Both water utility operators and industrial companies throughout the UK face ever-changing regulatory requirements and are looking for ways to reduce overall operating costs and become more sustainable.

Tertiary treatment is the third and final level of wastewater treatment that’s rigorous and advanced. Often, it works by using both physical and chemical methods to filter harmful microbiological contaminants from effluent. This treatment process typically consists of filtration and post disinfection for phosphorus, nitrogen, and emerging contaminant removal.

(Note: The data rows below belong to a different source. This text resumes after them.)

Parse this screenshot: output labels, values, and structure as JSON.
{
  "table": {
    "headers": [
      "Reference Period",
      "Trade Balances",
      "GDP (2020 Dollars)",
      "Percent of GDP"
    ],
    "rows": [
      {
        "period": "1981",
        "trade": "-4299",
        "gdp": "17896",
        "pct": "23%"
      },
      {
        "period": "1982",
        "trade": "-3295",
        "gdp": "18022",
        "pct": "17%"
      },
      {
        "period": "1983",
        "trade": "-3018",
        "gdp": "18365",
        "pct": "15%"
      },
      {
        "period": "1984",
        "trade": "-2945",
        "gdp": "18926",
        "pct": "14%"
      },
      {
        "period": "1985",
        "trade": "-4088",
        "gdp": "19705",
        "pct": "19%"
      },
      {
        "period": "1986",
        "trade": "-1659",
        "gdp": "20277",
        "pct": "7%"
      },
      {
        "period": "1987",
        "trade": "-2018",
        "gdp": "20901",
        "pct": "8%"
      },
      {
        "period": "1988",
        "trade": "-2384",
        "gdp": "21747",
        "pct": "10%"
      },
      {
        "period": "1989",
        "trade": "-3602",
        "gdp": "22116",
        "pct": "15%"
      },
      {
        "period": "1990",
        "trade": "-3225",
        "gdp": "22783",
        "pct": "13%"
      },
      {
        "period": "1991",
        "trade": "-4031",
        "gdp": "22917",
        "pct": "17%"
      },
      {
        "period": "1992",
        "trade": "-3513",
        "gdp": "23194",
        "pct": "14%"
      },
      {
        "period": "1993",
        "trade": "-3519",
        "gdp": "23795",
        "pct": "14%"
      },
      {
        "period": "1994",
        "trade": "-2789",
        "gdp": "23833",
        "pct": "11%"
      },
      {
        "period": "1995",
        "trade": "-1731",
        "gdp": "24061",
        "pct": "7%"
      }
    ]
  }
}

The end result of this advanced level of treatment is treated wastewater that can augment reservoir capacity for utilities. It can also be used by commercial and industrial companies for process-water applications, with potential uses in cooling towers. Tertiary-treated wastewater can also meet stringent effluent standards, helping to reduce sewage pollution in the UK within its many rivers and beaches.

Implementing Tertiary Wastewater Treatment

Not every wastewater treatment plant provides tertiary treatment, mainly because primary and secondary treatments are usually sufficient for various purposes to meet discharge requirements.

However, discharge regulations are becoming stricter. Therefore, wastewater treatment operators and industrial companies alike can engage water treatment experts to optimize their sewage treatment process to meet the needs for sustainable discharge or reuse applications where applicable.